Значение вина в «Евгении Онегине» не в том, чтобы просто быть: в стихах Пушкина встречается множество упоминаний вина, а в случае с «Вакхической песней», положенной Римским-Корсаковым на музыку, еще и тост за его употребление26. Скорее «Онегин» показывает, что к концу 1820‑х годов потребление вина сделалось своеобразной призмой, преломляющей точные градации социального статуса: от суетной претенциозности Онегина до искренних притязаний Лариных. Ленский, выпускник немецкого университета, занимал промежуточное положение: он знал легкое удовольствие от французского шампанского и понимал, что потребление последнего идентифицирует его как дворянина определенного кругозора, однако он не знал более тонкого удовольствия от изысканного бордо. Все эти персонажи были «европейцами» в том смысле, в котором это слово использовали Лотман и Погосян; вино позволяло Пушкину отделить провинциальные устремления от космополитической скуки.

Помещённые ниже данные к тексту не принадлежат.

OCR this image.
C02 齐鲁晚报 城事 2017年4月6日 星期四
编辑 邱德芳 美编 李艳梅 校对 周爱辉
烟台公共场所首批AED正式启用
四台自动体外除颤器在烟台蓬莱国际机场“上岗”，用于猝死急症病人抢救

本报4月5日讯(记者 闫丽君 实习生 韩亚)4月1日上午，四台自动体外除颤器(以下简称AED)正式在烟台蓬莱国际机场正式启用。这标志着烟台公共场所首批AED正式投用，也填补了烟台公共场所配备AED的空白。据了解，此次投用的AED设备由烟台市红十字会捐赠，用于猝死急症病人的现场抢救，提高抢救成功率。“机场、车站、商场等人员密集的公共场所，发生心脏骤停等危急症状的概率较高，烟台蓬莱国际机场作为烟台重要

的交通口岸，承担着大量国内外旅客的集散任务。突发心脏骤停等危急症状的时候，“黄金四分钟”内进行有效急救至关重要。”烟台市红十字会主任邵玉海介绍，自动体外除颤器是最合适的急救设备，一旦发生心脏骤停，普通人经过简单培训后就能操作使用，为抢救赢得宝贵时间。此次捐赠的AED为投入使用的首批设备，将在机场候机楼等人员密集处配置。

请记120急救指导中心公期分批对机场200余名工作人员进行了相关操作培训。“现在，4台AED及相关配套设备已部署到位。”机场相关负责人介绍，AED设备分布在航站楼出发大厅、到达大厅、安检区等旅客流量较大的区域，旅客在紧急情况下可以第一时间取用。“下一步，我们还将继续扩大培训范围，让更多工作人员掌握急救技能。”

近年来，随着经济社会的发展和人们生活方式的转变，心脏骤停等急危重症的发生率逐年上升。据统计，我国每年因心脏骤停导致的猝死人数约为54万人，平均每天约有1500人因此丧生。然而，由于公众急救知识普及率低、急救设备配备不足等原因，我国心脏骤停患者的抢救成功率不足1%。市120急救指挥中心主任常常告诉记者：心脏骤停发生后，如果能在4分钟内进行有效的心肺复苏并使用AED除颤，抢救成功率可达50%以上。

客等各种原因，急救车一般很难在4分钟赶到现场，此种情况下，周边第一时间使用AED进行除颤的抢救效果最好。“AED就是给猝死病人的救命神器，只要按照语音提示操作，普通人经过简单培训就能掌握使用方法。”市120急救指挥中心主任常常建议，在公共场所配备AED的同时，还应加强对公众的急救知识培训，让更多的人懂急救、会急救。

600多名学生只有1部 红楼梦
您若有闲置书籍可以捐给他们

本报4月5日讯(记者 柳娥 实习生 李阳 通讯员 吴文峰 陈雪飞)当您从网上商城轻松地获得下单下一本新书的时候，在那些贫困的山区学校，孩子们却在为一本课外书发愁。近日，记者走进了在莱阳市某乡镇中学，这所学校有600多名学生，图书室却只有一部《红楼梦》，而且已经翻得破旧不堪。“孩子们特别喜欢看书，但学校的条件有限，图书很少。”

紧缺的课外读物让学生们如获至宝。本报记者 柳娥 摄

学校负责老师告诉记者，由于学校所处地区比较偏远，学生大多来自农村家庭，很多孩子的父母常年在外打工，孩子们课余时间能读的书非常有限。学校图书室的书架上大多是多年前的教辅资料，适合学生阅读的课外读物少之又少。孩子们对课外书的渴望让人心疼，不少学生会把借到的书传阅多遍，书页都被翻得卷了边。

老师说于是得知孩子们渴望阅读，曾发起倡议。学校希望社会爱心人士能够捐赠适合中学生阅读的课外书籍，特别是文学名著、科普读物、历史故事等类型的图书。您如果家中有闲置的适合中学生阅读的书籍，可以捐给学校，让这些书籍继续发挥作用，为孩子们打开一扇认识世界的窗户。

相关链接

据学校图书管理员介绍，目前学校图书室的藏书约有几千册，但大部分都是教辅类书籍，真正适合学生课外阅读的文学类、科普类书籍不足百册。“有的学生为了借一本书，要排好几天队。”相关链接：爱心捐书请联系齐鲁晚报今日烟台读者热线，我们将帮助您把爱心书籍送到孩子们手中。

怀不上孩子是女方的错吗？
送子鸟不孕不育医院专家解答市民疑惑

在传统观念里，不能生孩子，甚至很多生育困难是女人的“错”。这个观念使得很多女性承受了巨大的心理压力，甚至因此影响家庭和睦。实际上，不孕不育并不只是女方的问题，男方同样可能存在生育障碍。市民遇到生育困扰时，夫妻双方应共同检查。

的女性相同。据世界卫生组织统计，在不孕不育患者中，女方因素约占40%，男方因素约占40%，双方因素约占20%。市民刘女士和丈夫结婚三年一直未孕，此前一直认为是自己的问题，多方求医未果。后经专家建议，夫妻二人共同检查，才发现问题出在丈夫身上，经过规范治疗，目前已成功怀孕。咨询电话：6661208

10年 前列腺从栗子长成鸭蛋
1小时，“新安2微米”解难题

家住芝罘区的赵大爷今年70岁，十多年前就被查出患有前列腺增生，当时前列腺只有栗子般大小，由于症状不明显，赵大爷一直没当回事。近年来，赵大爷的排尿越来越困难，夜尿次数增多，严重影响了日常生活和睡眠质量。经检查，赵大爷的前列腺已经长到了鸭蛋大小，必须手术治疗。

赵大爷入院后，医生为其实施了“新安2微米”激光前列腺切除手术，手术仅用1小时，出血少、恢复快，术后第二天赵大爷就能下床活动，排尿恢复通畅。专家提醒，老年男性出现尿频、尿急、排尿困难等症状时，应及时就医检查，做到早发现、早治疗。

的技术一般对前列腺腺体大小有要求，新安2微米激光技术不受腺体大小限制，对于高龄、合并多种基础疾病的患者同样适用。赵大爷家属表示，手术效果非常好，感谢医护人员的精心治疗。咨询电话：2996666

Как подсказывает цимлянское у Лариных, вино на русских столах уже не обязательно имело европейское происхождение. В результате аннексии черноморских территорий Россия сама производила вино в немалых количествах, пусть даже такие знатоки, как Онегин, были склонны воротить от него нос. В «Герое нашего времени» Лермонтова перед самым приездом Печорина во Владикавказ рассказчик выпивает с Максимом Максимычем бутылку кахетинского вина. Она позволяет компенсировать скудный рацион и приглушить грусть, связанную с отъездом рассказчика с Кавказа. Вино также становится непроизвольным доказательством не высказанной рассказчиком оценки Максима Максимыча, сложившейся за то время, пока он, рассказчик, слушал – с некоторым неодобрением – его историю о Бэле: «Меня невольно поразила способность русского человека применяться к обычаям тех народов, среди которых ему случается жить»27. Употребление местного вина, таким образом, намекает на лишения военной службы на Кавказе, которые переносились с покорностью, и на поверхностный отпечаток европейской утонченности, который характеризовал даже офицерский состав. Пушкин впервые попробовал кахетинское вино в 1829 году, по пути в Арзрум (Эрзурум), располагавшийся в Восточной Анатолии, куда он отправился для участия в Русско-турецкой войне. Его оценка была более позитивной и во многом предвосхищала оптимистические сравнения, которые будут окружать отечественное виноделие полвека спустя. «Грузины пьют – и не по-нашему и удивительно крепки, – писал Пушкин в путевом дневнике. – Вина их не терпят вывоза и скоро портятся, но на месте они прекрасны. Кахетинское и карабахское стоят некоторых бургонских». Затем Пушкин описывает необычный способ хранения вина грузинами – в «огромных кувшинах, зарытых в землю» – и несчастную судьбу русского драгуна, утонувшего в одном из этих квеври при попытке в нем спрятаться28. Схожим образом, в «Анне Карениной» Толстого превосходное крымское (а не европейское) белое вино подчеркивает на столе Левина деревенские блюда, не часто встречавшиеся его гостю Облонскому: «и травник, и хлеб, и масло, и особенно полоток, и грибки, и крапивные щи, и курицу под белым соусом»29.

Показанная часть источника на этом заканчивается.